4. Il résulte de tout ce qui précède, sans qu'il soit besoin d'examiner les autres moyens de la requête, que Mme B... est fondée à soutenir que c'est à tort que, par le jugement attaqué, le tribunal administratif de Strasbourg a rejeté sa demande d'annulation de l'arrêté du préfet de la Moselle du 22 novembre 2022 refusant de lui délivrer un titre de séjour, lui faisant obligation de quitter le territoire français dans un délai de trente jours et fixant le pays de destination.
Sur les conclusions à fin d'injonction et d'astreinte :
5. Eu égard au motif retenu, l'annulation de l'arrêté du préfet de la Moselle du 22 novembre 2022 implique nécessairement que celui-ci délivre à Mme B... un titre de séjour portant la mention " vie privée et familiale " dans un délai d'un mois suivant la notification du présent arrêt. Il n'y a pas lieu en revanche d'assortir cette injonction d'une astreinte.
Sur les frais de l'instance :
6. Mme B... a obtenu le bénéfice de l'aide juridictionnelle totale. Par suite, son avocat peut se prévaloir des dispositions de l'article 37 de la loi du 10 juillet 1991. Il y a lieu, dans les circonstances de l'espèce, et sous réserve que Me Airiau renonce à percevoir la somme correspondant à la part contributive de l'Etat, de mettre à la charge de l'Etat le versement à Me Airiau de la somme globale de 1 000 euros.
D E C I D E :
Article 1er : Le jugement du tribunal administratif de Strasbourg du 11 mai 2023 et l'arrêté du préfet de la Moselle du 22 novembre 2022 sont annulés.

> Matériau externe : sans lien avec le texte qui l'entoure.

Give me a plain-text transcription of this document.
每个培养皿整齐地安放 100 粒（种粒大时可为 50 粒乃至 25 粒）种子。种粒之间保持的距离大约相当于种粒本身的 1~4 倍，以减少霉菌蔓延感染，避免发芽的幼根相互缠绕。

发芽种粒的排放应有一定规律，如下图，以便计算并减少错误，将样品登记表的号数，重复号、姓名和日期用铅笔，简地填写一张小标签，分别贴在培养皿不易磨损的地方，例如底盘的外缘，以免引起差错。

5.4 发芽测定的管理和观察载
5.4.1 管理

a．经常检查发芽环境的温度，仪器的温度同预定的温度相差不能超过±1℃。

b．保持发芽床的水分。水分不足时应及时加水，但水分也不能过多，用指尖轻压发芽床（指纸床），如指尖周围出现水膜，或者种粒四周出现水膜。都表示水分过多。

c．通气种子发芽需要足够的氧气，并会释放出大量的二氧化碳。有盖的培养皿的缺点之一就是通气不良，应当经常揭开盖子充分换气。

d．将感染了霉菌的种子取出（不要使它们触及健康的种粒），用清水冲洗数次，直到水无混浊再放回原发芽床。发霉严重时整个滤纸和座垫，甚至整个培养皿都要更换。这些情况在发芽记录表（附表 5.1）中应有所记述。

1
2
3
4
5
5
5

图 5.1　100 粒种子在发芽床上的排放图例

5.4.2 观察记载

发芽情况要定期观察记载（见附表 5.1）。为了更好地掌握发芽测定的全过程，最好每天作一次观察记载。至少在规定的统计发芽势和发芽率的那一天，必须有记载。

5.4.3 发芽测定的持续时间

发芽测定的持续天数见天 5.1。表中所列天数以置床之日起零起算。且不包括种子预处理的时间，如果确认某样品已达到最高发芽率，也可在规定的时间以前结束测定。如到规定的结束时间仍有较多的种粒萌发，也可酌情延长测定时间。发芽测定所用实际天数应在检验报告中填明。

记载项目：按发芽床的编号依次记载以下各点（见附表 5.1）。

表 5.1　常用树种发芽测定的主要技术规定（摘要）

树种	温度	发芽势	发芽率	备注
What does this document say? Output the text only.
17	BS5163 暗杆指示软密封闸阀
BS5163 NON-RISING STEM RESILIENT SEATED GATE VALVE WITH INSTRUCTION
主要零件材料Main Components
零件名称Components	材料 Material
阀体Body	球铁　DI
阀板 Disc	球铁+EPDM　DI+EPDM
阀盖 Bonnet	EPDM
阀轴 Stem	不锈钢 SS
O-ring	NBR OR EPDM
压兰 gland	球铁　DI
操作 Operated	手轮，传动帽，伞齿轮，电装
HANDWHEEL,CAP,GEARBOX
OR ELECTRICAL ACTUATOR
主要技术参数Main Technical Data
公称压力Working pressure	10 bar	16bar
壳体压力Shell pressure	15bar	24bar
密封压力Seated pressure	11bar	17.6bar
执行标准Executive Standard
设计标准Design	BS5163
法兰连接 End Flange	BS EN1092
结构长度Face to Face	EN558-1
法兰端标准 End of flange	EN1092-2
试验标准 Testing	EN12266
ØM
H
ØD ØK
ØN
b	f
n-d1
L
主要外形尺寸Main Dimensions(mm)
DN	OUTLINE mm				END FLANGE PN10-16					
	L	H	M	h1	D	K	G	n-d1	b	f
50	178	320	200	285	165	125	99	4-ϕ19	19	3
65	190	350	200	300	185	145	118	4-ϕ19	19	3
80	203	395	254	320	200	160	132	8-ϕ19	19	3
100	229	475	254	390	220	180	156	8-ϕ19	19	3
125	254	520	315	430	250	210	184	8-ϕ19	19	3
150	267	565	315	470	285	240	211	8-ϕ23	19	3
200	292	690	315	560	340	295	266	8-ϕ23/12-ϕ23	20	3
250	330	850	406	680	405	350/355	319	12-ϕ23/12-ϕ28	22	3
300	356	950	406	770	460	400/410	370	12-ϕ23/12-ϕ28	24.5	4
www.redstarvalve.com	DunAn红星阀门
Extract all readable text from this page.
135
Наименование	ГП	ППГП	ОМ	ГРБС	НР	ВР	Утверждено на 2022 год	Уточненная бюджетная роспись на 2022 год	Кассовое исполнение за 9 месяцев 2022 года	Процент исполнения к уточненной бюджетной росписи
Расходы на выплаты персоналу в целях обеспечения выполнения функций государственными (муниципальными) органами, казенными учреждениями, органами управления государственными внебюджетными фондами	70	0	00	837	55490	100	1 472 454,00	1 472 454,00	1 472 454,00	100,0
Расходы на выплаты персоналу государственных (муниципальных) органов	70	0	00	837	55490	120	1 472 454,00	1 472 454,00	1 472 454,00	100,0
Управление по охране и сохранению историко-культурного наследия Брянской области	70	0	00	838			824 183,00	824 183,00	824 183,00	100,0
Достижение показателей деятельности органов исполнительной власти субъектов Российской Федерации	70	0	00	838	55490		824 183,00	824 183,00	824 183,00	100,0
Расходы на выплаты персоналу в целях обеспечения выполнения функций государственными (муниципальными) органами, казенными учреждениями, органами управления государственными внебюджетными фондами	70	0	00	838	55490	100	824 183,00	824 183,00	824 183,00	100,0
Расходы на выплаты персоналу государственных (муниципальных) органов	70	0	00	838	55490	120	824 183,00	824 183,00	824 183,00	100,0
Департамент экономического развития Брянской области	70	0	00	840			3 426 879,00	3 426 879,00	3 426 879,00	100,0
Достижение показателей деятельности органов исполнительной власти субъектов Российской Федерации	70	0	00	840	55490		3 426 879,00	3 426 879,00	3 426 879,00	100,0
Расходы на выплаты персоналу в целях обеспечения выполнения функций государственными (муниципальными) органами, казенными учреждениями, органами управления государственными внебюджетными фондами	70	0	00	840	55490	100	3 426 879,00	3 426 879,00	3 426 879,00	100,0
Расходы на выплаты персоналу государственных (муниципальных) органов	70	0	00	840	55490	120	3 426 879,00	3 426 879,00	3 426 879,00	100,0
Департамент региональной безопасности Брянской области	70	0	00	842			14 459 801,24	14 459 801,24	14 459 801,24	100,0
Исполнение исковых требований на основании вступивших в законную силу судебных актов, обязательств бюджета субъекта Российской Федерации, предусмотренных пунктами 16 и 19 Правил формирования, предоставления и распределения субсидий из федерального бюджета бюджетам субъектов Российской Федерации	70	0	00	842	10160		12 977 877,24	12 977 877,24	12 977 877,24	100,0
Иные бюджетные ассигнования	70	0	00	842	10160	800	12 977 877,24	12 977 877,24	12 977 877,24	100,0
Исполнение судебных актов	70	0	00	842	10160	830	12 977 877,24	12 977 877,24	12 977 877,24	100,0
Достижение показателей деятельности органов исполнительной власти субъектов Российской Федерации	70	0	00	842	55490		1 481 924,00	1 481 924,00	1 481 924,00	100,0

Article 2 : Il est enjoint au préfet de la Moselle de délivrer à Mme B... un titre de séjour portant la mention " vie privée et familiale " dans le délai d'un mois suivant la notification du présent arrêt.
Article 3 : L'Etat versera à Me Airiau une somme de 1 000 euros en application des dispositions du deuxième alinéa de l'article 37 de la loi du 10 juillet 1991, sous réserve que Me Airiau renonce à percevoir la somme correspondant à la part contributive de l'Etat.
Article 4 : Le surplus des conclusions de la requête est rejeté.
Article 5 : Le présent jugement sera notifié à Mme B..., au ministre de l'intérieur et des outre-mer et à Me Airiau.
Copie en sera adressée au préfet de la Moselle.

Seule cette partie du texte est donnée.